Nearly two weeks ago, I posted about some commonly confused words and how to choose the right one. Since then, I’ve had a few people ask about other commonly confused words, so I’ve compiled another list with suggestions for choosing the right word.

A/An/The – These three little words are called articles.  Some languages do not have articles, so when speakers of those languages learn to write in English, they also need to learn when to use each of these articles.  “A” and “an” are indefinite articles; that is, the noun that appears after them could refer to any ol’ thing, nothing definite. “The,” on the other hand, is a definite article. When a noun appears after “the,” the writer means for you to know that that noun is something specific.  For example, if I write, A court would hold the defendant liable, I’m saying any court, not a specific court, would hold the defendant liable.
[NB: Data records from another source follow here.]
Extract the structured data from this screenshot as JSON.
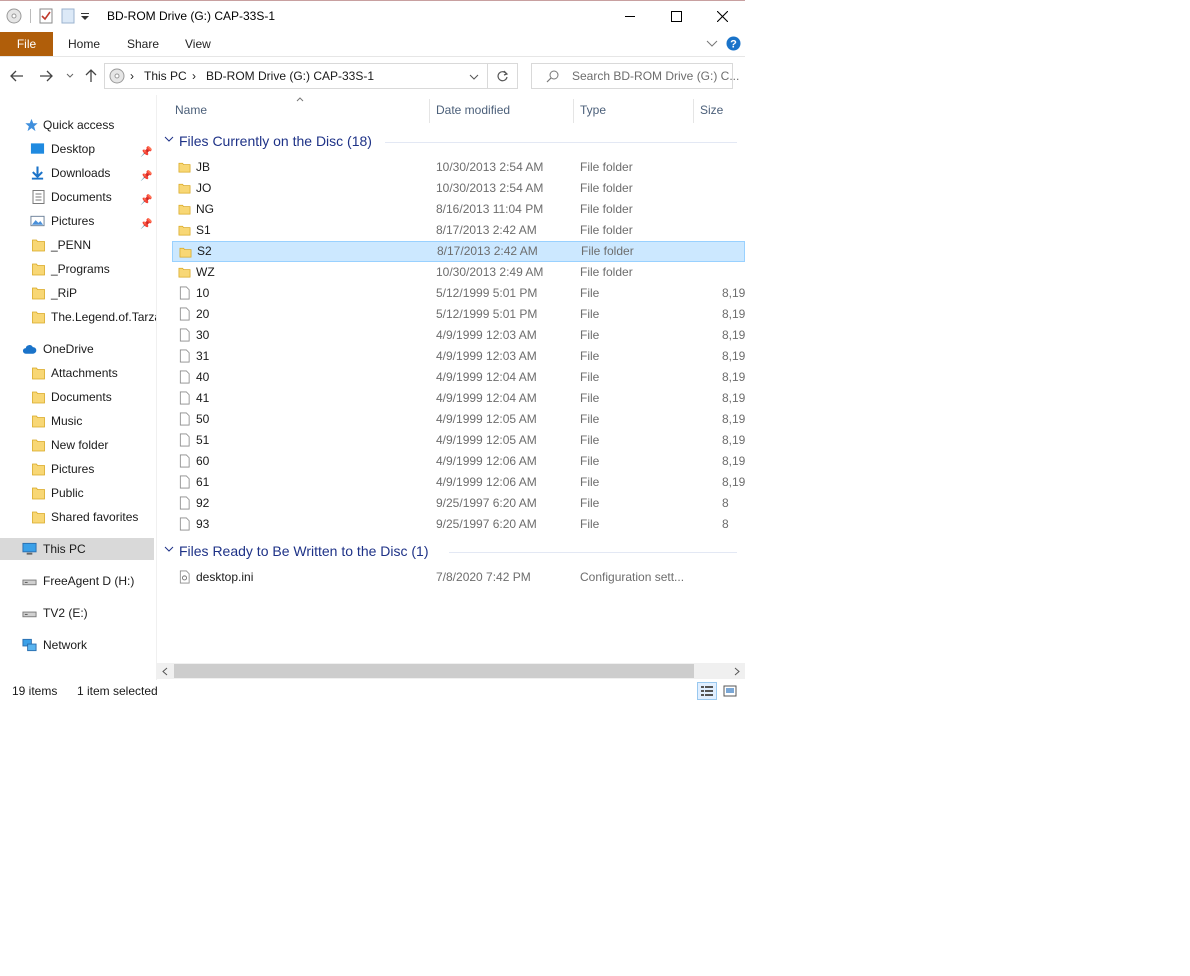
{
  "window": {
    "title": "BD-ROM Drive (G:) CAP-33S-1"
  },
  "ribbon": {
    "tabs": [
      "File",
      "Home",
      "Share",
      "View"
    ]
  },
  "address": {
    "crumbs": [
      "This PC",
      "BD-ROM Drive (G:) CAP-33S-1"
    ],
    "search_placeholder": "Search BD-ROM Drive (G:) C..."
  },
  "nav": {
    "quick_access": "Quick access",
    "quick_items": [
      {
        "label": "Desktop",
        "pinned": true,
        "icon": "desktop-icon"
      },
      {
        "label": "Downloads",
        "pinned": true,
        "icon": "download-icon"
      },
      {
        "label": "Documents",
        "pinned": true,
        "icon": "documents-icon"
      },
      {
        "label": "Pictures",
        "pinned": true,
        "icon": "pictures-icon"
      },
      {
        "label": "_PENN",
        "pinned": false,
        "icon": "folder-icon"
      },
      {
        "label": "_Programs",
        "pinned": false,
        "icon": "folder-icon"
      },
      {
        "label": "_RiP",
        "pinned": false,
        "icon": "folder-icon"
      },
      {
        "label": "The.Legend.of.Tarza",
        "pinned": false,
        "icon": "folder-icon"
      }
    ],
    "onedrive": "OneDrive",
    "onedrive_items": [
      "Attachments",
      "Documents",
      "Music",
      "New folder",
      "Pictures",
      "Public",
      "Shared favorites"
    ],
    "this_pc": "This PC",
    "drives": [
      "FreeAgent D (H:)",
      "TV2 (E:)"
    ],
    "network": "Network"
  },
  "columns": {
    "name": "Name",
    "date": "Date modified",
    "type": "Type",
    "size": "Size"
  },
  "groups": {
    "on_disc": "Files Currently on the Disc (18)",
    "ready": "Files Ready to Be Written to the Disc (1)"
  },
  "files": [
    {
      "name": "JB",
      "date": "10/30/2013 2:54 AM",
      "type": "File folder",
      "size": "",
      "kind": "folder"
    },
    {
      "name": "JO",
      "date": "10/30/2013 2:54 AM",
      "type": "File folder",
      "size": "",
      "kind": "folder"
    },
    {
      "name": "NG",
      "date": "8/16/2013 11:04 PM",
      "type": "File folder",
      "size": "",
      "kind": "folder"
    },
    {
      "name": "S1",
      "date": "8/17/2013 2:42 AM",
      "type": "File folder",
      "size": "",
      "kind": "folder"
    },
    {
      "name": "S2",
      "date": "8/17/2013 2:42 AM",
      "type": "File folder",
      "size": "",
      "kind": "folder",
      "selected": true
    },
    {
      "name": "WZ",
      "date": "10/30/2013 2:49 AM",
      "type": "File folder",
      "size": "",
      "kind": "folder"
    },
    {
      "name": "10",
      "date": "5/12/1999 5:01 PM",
      "type": "File",
      "size": "8,19",
      "kind": "file"
    },
    {
      "name": "20",
      "date": "5/12/1999 5:01 PM",
      "type": "File",
      "size": "8,19",
      "kind": "file"
    },
    {
      "name": "30",
      "date": "4/9/1999 12:03 AM",
      "type": "File",
      "size": "8,19",
      "kind": "file"
    },
    {
      "name": "31",
      "date": "4/9/1999 12:03 AM",
      "type": "File",
      "size": "8,19",
      "kind": "file"
    },
    {
      "name": "40",
      "date": "4/9/1999 12:04 AM",
      "type": "File",
      "size": "8,19",
      "kind": "file"
    },
    {
      "name": "41",
      "date": "4/9/1999 12:04 AM",
      "type": "File",
      "size": "8,19",
      "kind": "file"
    },
    {
      "name": "50",
      "date": "4/9/1999 12:05 AM",
      "type": "File",
      "size": "8,19",
      "kind": "file"
    },
    {
      "name": "51",
      "date": "4/9/1999 12:05 AM",
      "type": "File",
      "size": "8,19",
      "kind": "file"
    },
    {
      "name": "60",
      "date": "4/9/1999 12:06 AM",
      "type": "File",
      "size": "8,19",
      "kind": "file"
    },
    {
      "name": "61",
      "date": "4/9/1999 12:06 AM",
      "type": "File",
      "size": "8,19",
      "kind": "file"
    },
    {
      "name": "92",
      "date": "9/25/1997 6:20 AM",
      "type": "File",
      "size": "8",
      "kind": "file"
    },
    {
      "name": "93",
      "date": "9/25/1997 6:20 AM",
      "type": "File",
      "size": "8",
      "kind": "file"
    }
  ],
  "pending": [
    {
      "name": "desktop.ini",
      "date": "7/8/2020 7:42 PM",
      "type": "Configuration sett...",
      "size": "",
      "kind": "ini"
    }
  ],
  "status": {
    "items": "19 items",
    "selected": "1 item selected"
  },
  "colors": {
    "file_tab": "#b05e0a",
    "selection": "#cce8ff",
    "group_text": "#1e3287",
    "folder": "#f8d775"
  }
}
But if I write, The court would hold the defendant liable, I mean that a specific court would hold him liable, and which court that is would likely be clear from the context of the sentence in a larger document. As well, in both examples above, I’ve used the defendant, meaning a specific defendant about whom I am writing.

One other thing to note: “An” is used before nouns that begin with a vowel (a, e, i, o, u) or words that sound like they begin with a vowel, even if they don’t. An example would be: An honest person would return an item she found that didn’t belong to her. In that sentence, “honest” gets an “an” before it, even though it doesn’t begin with a vowel, but it sounds like it does. “Item” does begin with a vowel and gets an “an.” Conversely, some words that begin with vowels get “a” before them because they sound like they begin with consonants. E.g., There’s a one-hour delay for my flight.

Counsel/Council – In short, law students will become “counsel” when they become lawyers. This is because they will counsel their clients. They may also be called “Counselor.”  “Council” is a governing body of some sort, like a city council. A member of that governing body would be a councillor.